こうして、ジントはその夜、スルーフのアーヴ女性との恋愛話をその饒舌な口調と彼曰くちょっとした文学的修辞を取り入れた表現をふんだんにつかった話を真剣に聞き明かした。

 

 

 

家臣専用の雑談室

 

 

「ダリシュ坊や。アストリュア閣下の話は大丈夫なの?」二人が気になるミルフィーユ

 

「ミルフィーユさん。大丈夫です。ジントはどうもアーヴと地上人の恋愛に関して不安な部分があるみたいだから、彼の話を聞いてもらえば、かなり、安心するでしょうね。さてと、明日は今回の作戦の次の段階へ行きますから。」

 

 

「そうなの。でも、そう簡単に上手くいくかしら。妨害者とでないかしらね。」ある心配をするミルフィーユ

 

 

「ユーリルのことですか?でも、今回失敗しても僕は責任を持ちませんよ。僕の今回の役割は参謀役です。」とあえて、なげやりな態度をするダリシュ

 

 

「そうね。でも、私はそうすると副長という立場ね。となるとサムソン家宰、あなたが指揮官。一番の責任者よ。今度の計画が失敗したら責任が必要ね。そうだ…1ヶ月禁酒というのはどう。やる気が出るのじゃない」と悪戯っ子の笑みをするミルフィーユ

 

 

「なんですと、どうして、俺がそんなことをしなきゃいけないですぜ。それに無理だな。」とあくまでも反対するサムソン

 

 

「サムソン監督、男らしくありませんね。成功すればいいのですよ。でも、まぁ、もし、万が一失敗したら1週間、禁酒というのはどうです。これくらいなら、監督いけるでしょう。
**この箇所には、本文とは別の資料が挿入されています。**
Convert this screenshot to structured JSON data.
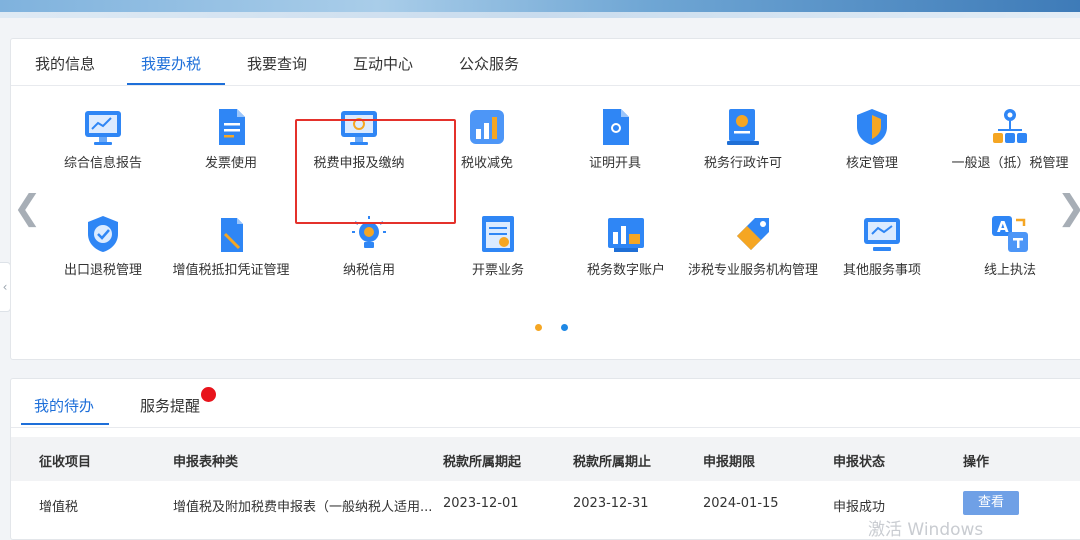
{
  "tabs": [
    "我的信息",
    "我要办税",
    "我要查询",
    "互动中心",
    "公众服务"
  ],
  "active_tab": "我要办税",
  "services": [
    {
      "label": "综合信息报告",
      "icon": "report-monitor-icon"
    },
    {
      "label": "发票使用",
      "icon": "invoice-document-icon"
    },
    {
      "label": "税费申报及缴纳",
      "icon": "tax-declare-monitor-icon"
    },
    {
      "label": "税收减免",
      "icon": "tax-reduction-chart-icon"
    },
    {
      "label": "证明开具",
      "icon": "certificate-document-icon"
    },
    {
      "label": "税务行政许可",
      "icon": "license-badge-icon"
    },
    {
      "label": "核定管理",
      "icon": "shield-icon"
    },
    {
      "label": "一般退（抵）税管理",
      "icon": "org-tree-icon"
    },
    {
      "label": "出口退税管理",
      "icon": "shield-check-icon"
    },
    {
      "label": "增值税抵扣凭证管理",
      "icon": "voucher-document-icon"
    },
    {
      "label": "纳税信用",
      "icon": "lightbulb-icon"
    },
    {
      "label": "开票业务",
      "icon": "invoice-window-icon"
    },
    {
      "label": "税务数字账户",
      "icon": "digital-account-chart-icon"
    },
    {
      "label": "涉税专业服务机构管理",
      "icon": "tag-icon"
    },
    {
      "label": "其他服务事项",
      "icon": "monitor-icon"
    },
    {
      "label": "线上执法",
      "icon": "translate-icon"
    }
  ],
  "carousel": {
    "prev_icon": "chevron-left-icon",
    "next_icon": "chevron-right-icon",
    "active_page": 1,
    "dot_colors": [
      "#f5a623",
      "#1e88e5"
    ]
  },
  "bottom_tabs": [
    "我的待办",
    "服务提醒"
  ],
  "table": {
    "headers": [
      "征收项目",
      "申报表种类",
      "税款所属期起",
      "税款所属期止",
      "申报期限",
      "申报状态",
      "操作"
    ],
    "rows": [
      {
        "item": "增值税",
        "form": "增值税及附加税费申报表（一般纳税人适用...",
        "period_start": "2023-12-01",
        "period_end": "2023-12-31",
        "deadline": "2024-01-15",
        "status": "申报成功",
        "action": "查看"
      }
    ]
  },
  "watermark": "激活 Windows",
  "colors": {
    "accent": "#1e6fd9",
    "highlight": "#e4312b",
    "badge": "#e8141c",
    "button": "#6fa0e6"
  }
}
それくらいの危機感をもって臨まないといけないでしょう。」パーヴェリア

 

 

「まぁ、それくらいなら、なんとかなるが。」と周りの雰囲気につられて、しぶしぶ了承するサムソン

 

 

「サムソン家宰、大丈夫ですよ。わが君と王女殿下は、ほとんど想人みたいなものです。周りから見てもそれがわかるのに、本人達が認めないのは、ほんのちょっとしたきっかけが必要なのですから、今回、私達がそれを与えればいいのです」自信ありげなセールナイ

 

 

「そうだな。わが君が頑張ればいいのだな。とにかく、全力を尽くすしかないか。」あらためて決意するサムソン

 

 

「さてと、指揮官の意思も決まったことだし、明日に向けて、みんな寝ましょう。それと、その前にダリシュ坊や次の段階の策のさわりだけでも、教えてね。」と要求するミルフィーユ

 

 

「簡単に言うと、『雨降って地固まる』です。もっとも、雨を降らすのは王女殿下の方だけですけどね」と穏やかに微笑むダリシュ

 

 

「なるほどね。わかった。」ダリシュの意図を理解するミルフィーユ

 

 

 

 

 

こうして、表面上は内輪の祝宴という席は、ハイド家家臣達の主君であるジントの恋を実らせるための決戦場となるのだった。